This study was randomized and blinded as per Animal Rule guidance and demonstrated that ANTHRASIL-treatment significantly enhances survival compared to IGIV controls in a therapeutic setting. Treatment with ANTHRASIL significantly decreased levels of circulating PA, and the proportion of rabbits found to be toxemic post-infusion (p < 0.0001), consistent with the mechanism of action of polyclonal anti-sera directed against PA. Interestingly, two ANTHRASIL-treated rabbits that survived were positive for toxemia at the end of the study. As neither of these animals were bacteremic after treatment, it is unclear if the low levels of PA detected (> LOD of 1 ng/mL but < LLOQ of 5 ng/mL) at the end of the study were false positives.
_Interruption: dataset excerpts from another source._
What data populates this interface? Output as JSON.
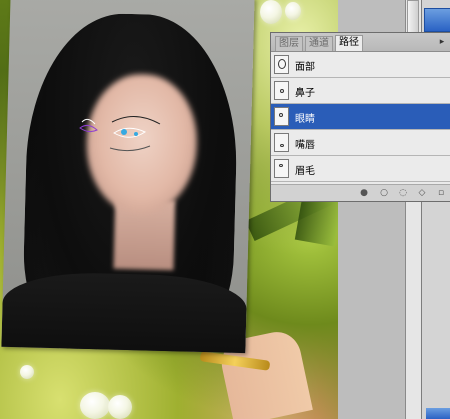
{
  "paths_panel": {
    "tabs": [
      "图层",
      "通道",
      "路径"
    ],
    "active_tab": "路径",
    "menu_icon": "menu-arrow-icon",
    "paths": [
      {
        "label": "面部",
        "selected": false
      },
      {
        "label": "鼻子",
        "selected": false
      },
      {
        "label": "眼睛",
        "selected": true
      },
      {
        "label": "嘴唇",
        "selected": false
      },
      {
        "label": "眉毛",
        "selected": false
      }
    ],
    "footer_icons": [
      "fill-path-icon",
      "stroke-path-icon",
      "load-selection-icon",
      "work-path-icon",
      "new-path-icon"
    ]
  },
  "colors": {
    "selection": "#2a5db8",
    "path_stroke": "#ffffff",
    "anchor": "#36a9e1"
  }
}
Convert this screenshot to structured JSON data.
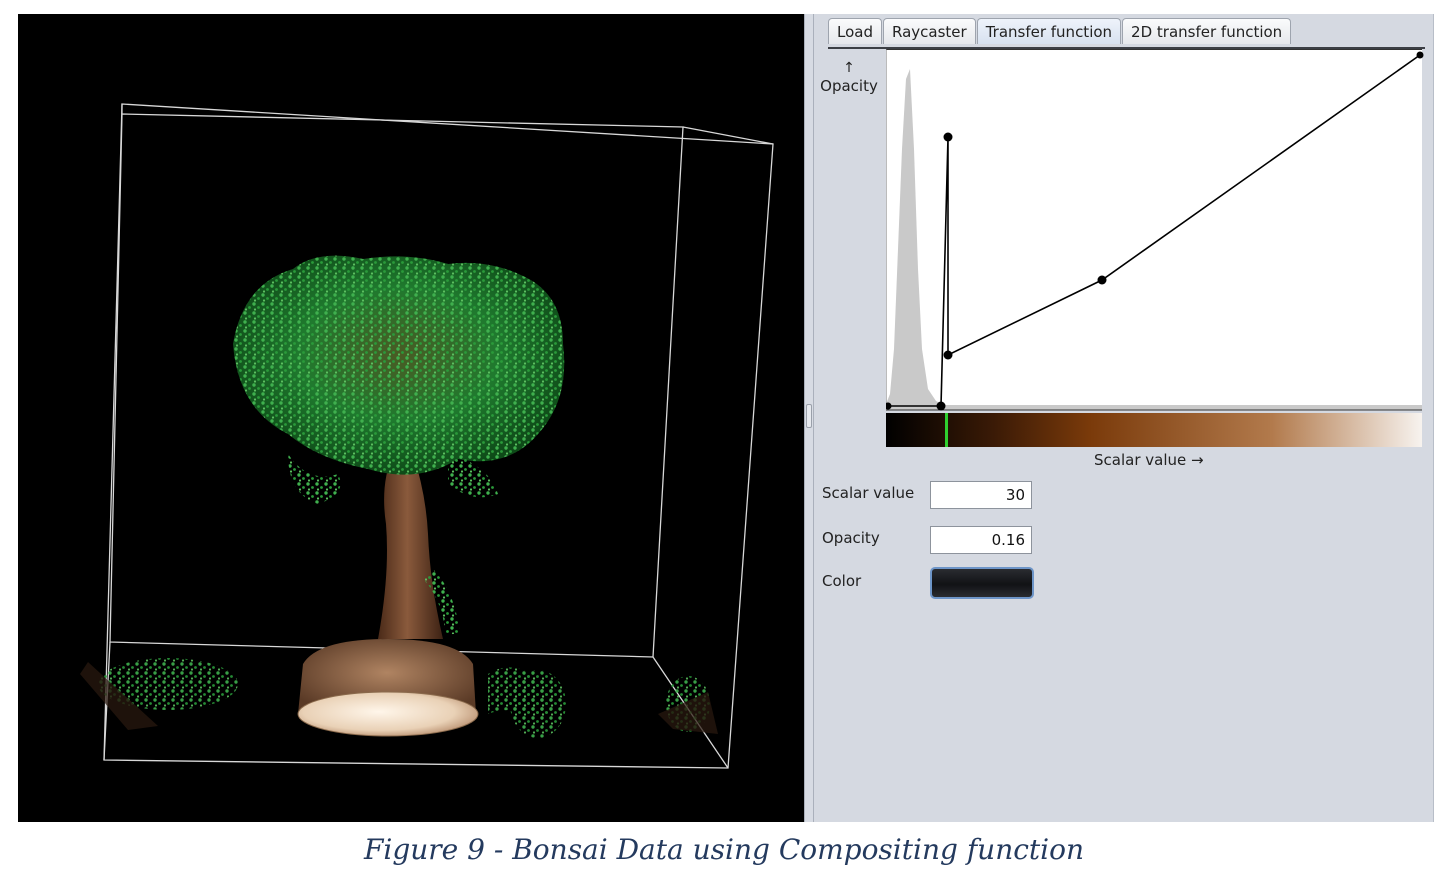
{
  "tabs": [
    {
      "label": "Load",
      "active": false
    },
    {
      "label": "Raycaster",
      "active": false
    },
    {
      "label": "Transfer function",
      "active": true
    },
    {
      "label": "2D transfer function",
      "active": false
    }
  ],
  "editor": {
    "y_axis_label": "Opacity",
    "y_axis_arrow": "↑",
    "x_axis_label": "Scalar value →",
    "histogram_color": "#c9c9c9",
    "curve_color": "#000000",
    "selected_marker_color": "#2fcf2f",
    "gradient_colors": [
      "#000000",
      "#3a1a06",
      "#7a3a0a",
      "#b27a4c",
      "#f7f3ef"
    ]
  },
  "fields": {
    "scalar_value": {
      "label": "Scalar value",
      "value": "30"
    },
    "opacity": {
      "label": "Opacity",
      "value": "0.16"
    },
    "color": {
      "label": "Color",
      "value": "#15161a"
    }
  },
  "caption": "Figure 9 - Bonsai Data using Compositing function"
}
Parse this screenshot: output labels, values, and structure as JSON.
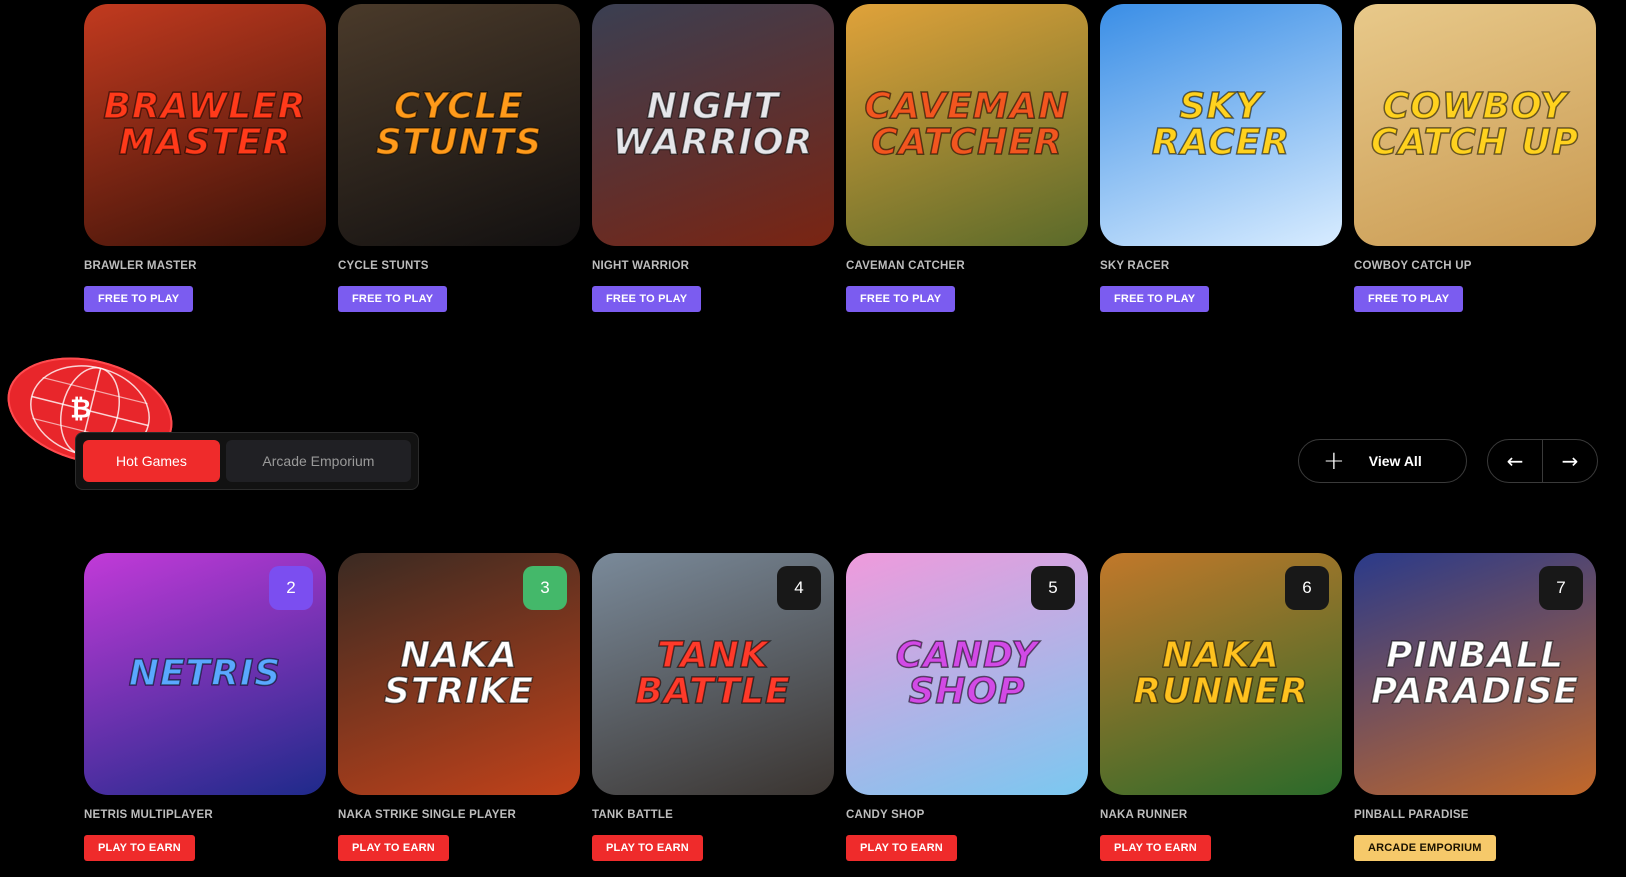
{
  "free_games": [
    {
      "title": "BRAWLER MASTER",
      "art_text": "Brawler Master",
      "badge": "FREE TO PLAY",
      "bg": "#c23a1f",
      "bg2": "#3a1208",
      "text_color": "#ff3a1a"
    },
    {
      "title": "CYCLE STUNTS",
      "art_text": "CYCLE STUNTS",
      "badge": "FREE TO PLAY",
      "bg": "#4a3a2a",
      "bg2": "#121010",
      "text_color": "#ff9a1a"
    },
    {
      "title": "NIGHT WARRIOR",
      "art_text": "NIGHT WARRIOR",
      "badge": "FREE TO PLAY",
      "bg": "#3a3f52",
      "bg2": "#7a2412",
      "text_color": "#e6e6ea"
    },
    {
      "title": "CAVEMAN CATCHER",
      "art_text": "CAVEMAN CATCHER",
      "badge": "FREE TO PLAY",
      "bg": "#e0a23a",
      "bg2": "#5a6a2a",
      "text_color": "#f2561f"
    },
    {
      "title": "SKY RACER",
      "art_text": "sky RACER",
      "badge": "FREE TO PLAY",
      "bg": "#3a8ee6",
      "bg2": "#d8ecff",
      "text_color": "#ffd21f"
    },
    {
      "title": "COWBOY CATCH UP",
      "art_text": "COWBOY CATCH UP",
      "badge": "FREE TO PLAY",
      "bg": "#e8c98a",
      "bg2": "#c99a52",
      "text_color": "#ffd21f"
    }
  ],
  "tabs": {
    "hot": "Hot Games",
    "arcade": "Arcade Emporium"
  },
  "view_all": "View All",
  "nav": {
    "prev": "←",
    "next": "→"
  },
  "globe_symbol": "₿",
  "hot_games": [
    {
      "title": "NETRIS MULTIPLAYER",
      "art_text": "NETRIS",
      "rank": "2",
      "rank_style": "purple",
      "badge": "PLAY TO EARN",
      "badge_style": "earn",
      "bg": "#c23ad8",
      "bg2": "#1e2a8a",
      "text_color": "#5aa8ff"
    },
    {
      "title": "NAKA STRIKE SINGLE PLAYER",
      "art_text": "NAKA STRIKE",
      "rank": "3",
      "rank_style": "green",
      "badge": "PLAY TO EARN",
      "badge_style": "earn",
      "bg": "#3a2a22",
      "bg2": "#c2421a",
      "text_color": "#ffffff"
    },
    {
      "title": "TANK BATTLE",
      "art_text": "TANK BATTLE",
      "rank": "4",
      "rank_style": "dark",
      "badge": "PLAY TO EARN",
      "badge_style": "earn",
      "bg": "#7a8a9a",
      "bg2": "#3a3430",
      "text_color": "#ff3a2a"
    },
    {
      "title": "CANDY SHOP",
      "art_text": "Candy Shop",
      "rank": "5",
      "rank_style": "dark",
      "badge": "PLAY TO EARN",
      "badge_style": "earn",
      "bg": "#f09adc",
      "bg2": "#7ac8f0",
      "text_color": "#d24ae6"
    },
    {
      "title": "NAKA RUNNER",
      "art_text": "NAKA RUNNER",
      "rank": "6",
      "rank_style": "dark",
      "badge": "PLAY TO EARN",
      "badge_style": "earn",
      "bg": "#c2782a",
      "bg2": "#2a6a2a",
      "text_color": "#ffc21f"
    },
    {
      "title": "PINBALL PARADISE",
      "art_text": "PINBALL PARADISE",
      "rank": "7",
      "rank_style": "dark",
      "badge": "ARCADE EMPORIUM",
      "badge_style": "arcade",
      "bg": "#2a3a8a",
      "bg2": "#c2682a",
      "text_color": "#ffffff"
    }
  ]
}
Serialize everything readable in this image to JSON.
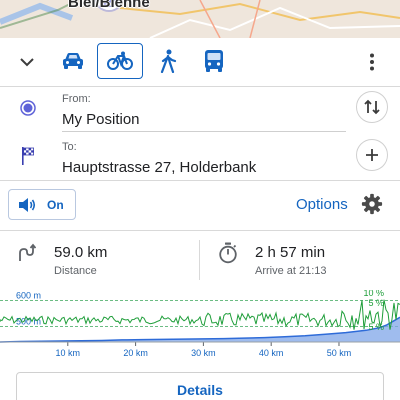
{
  "map": {
    "place_label": "Biel/Bienne"
  },
  "modes": {
    "collapse_icon": "chevron-down-icon",
    "items": [
      {
        "icon": "car-icon",
        "active": false
      },
      {
        "icon": "bicycle-icon",
        "active": true
      },
      {
        "icon": "pedestrian-icon",
        "active": false
      },
      {
        "icon": "bus-icon",
        "active": false
      }
    ],
    "more_icon": "more-vert-icon"
  },
  "route": {
    "from_label": "From:",
    "from_value": "My Position",
    "to_label": "To:",
    "to_value": "Hauptstrasse 27, Holderbank"
  },
  "sound": {
    "label": "On",
    "icon": "speaker-icon"
  },
  "options_label": "Options",
  "summary": {
    "distance_value": "59.0 km",
    "distance_label": "Distance",
    "time_value": "2 h 57 min",
    "time_label": "Arrive at 21:13"
  },
  "chart_data": {
    "type": "area",
    "title": "",
    "xlabel": "",
    "ylabel": "",
    "x_unit": "km",
    "x_ticks": [
      "10 km",
      "20 km",
      "30 km",
      "40 km",
      "50 km"
    ],
    "x_range": [
      0,
      59
    ],
    "y_ticks": [
      "600 m",
      "500 m"
    ],
    "y_range": [
      440,
      640
    ],
    "slope_ticks": [
      "10 %",
      "5 %",
      "5 %"
    ],
    "series": [
      {
        "x": [
          0,
          3,
          6,
          9,
          12,
          15,
          18,
          21,
          24,
          27,
          30,
          33,
          36,
          39,
          42,
          45,
          48,
          51,
          54,
          56,
          57,
          58,
          59
        ],
        "values": [
          440,
          442,
          443,
          444,
          445,
          446,
          448,
          449,
          450,
          451,
          452,
          453,
          455,
          457,
          460,
          464,
          470,
          476,
          485,
          495,
          505,
          520,
          535
        ]
      }
    ],
    "colors": {
      "elevation": "#2e6bd8",
      "elevation_fill": "#7fa6e8",
      "slope": "#1f9e3a"
    }
  },
  "details_label": "Details",
  "colors": {
    "accent": "#1565c0",
    "location_dot": "#5f63d8"
  }
}
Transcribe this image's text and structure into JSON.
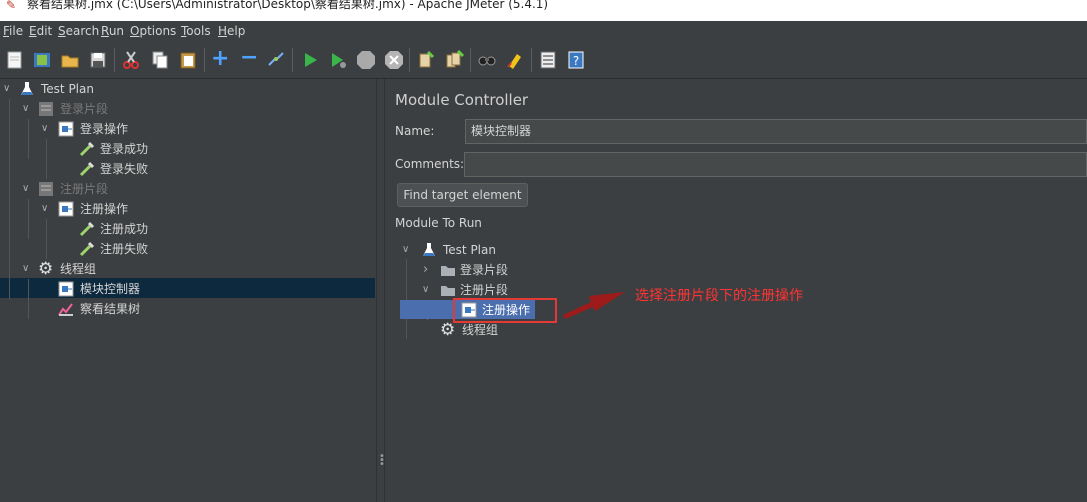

While not as quick as antimicrobials that eliminate bacteremia within 24 hours of treatment [20, 47], ANTHRASIL treatment also significantly decreased the proportion of bacteremic animals beginning the third day post-infusion, as well as the time to resolution of bacteremia after infusion. As B. anthracis toxins are known to inhibit host immune cells, the clearance of bacteria suggests that ANTHRASIL neutralizes the inhibitory effects of the toxins, allowing the host immune response to clear the infection more efficiently [15].

As in the rabbit study, nonhuman primates also were individually treated with ANTHRASIL following the detection of PA in real-time. Since no dose-ranging study was conducted previously in NHPs, three doses of ANTHRASIL were evaluated in this study. Henning et al. [32] also used toxemia as the trigger for treatment with a monoclonal antibody in cynomolgus macaques challenged with 198–950 LD50, observing mean times to positive PA-ECL for treated and untreated animals of 37.59 and 38.69 h, respectively. Although the range of challenge dose in our study (98–277 LD50) was narrower, we observed a similar time to onset of toxemia. Henning et al. observed a100% correlation between toxemia and bacteremia immediately prior to treatment. However, in our current study, this correlation was 69% for Groups 1 and 2, 88% in Group 3 and only 63% in Group 4, prior to treatment. The reason for this lower correlation is unknown. Nonetheless, both studies confirmed that PA detection is the earliest and the optimal trigger for therapeutic intervention. Observation by Henning et al. that other clinical signs such as increased body temperature, WBC count and lethargy had delayed onset was also confirmed in our study, as indicated by the low proportion of NHPs positive for these parameters prior to the treatment (S4 File).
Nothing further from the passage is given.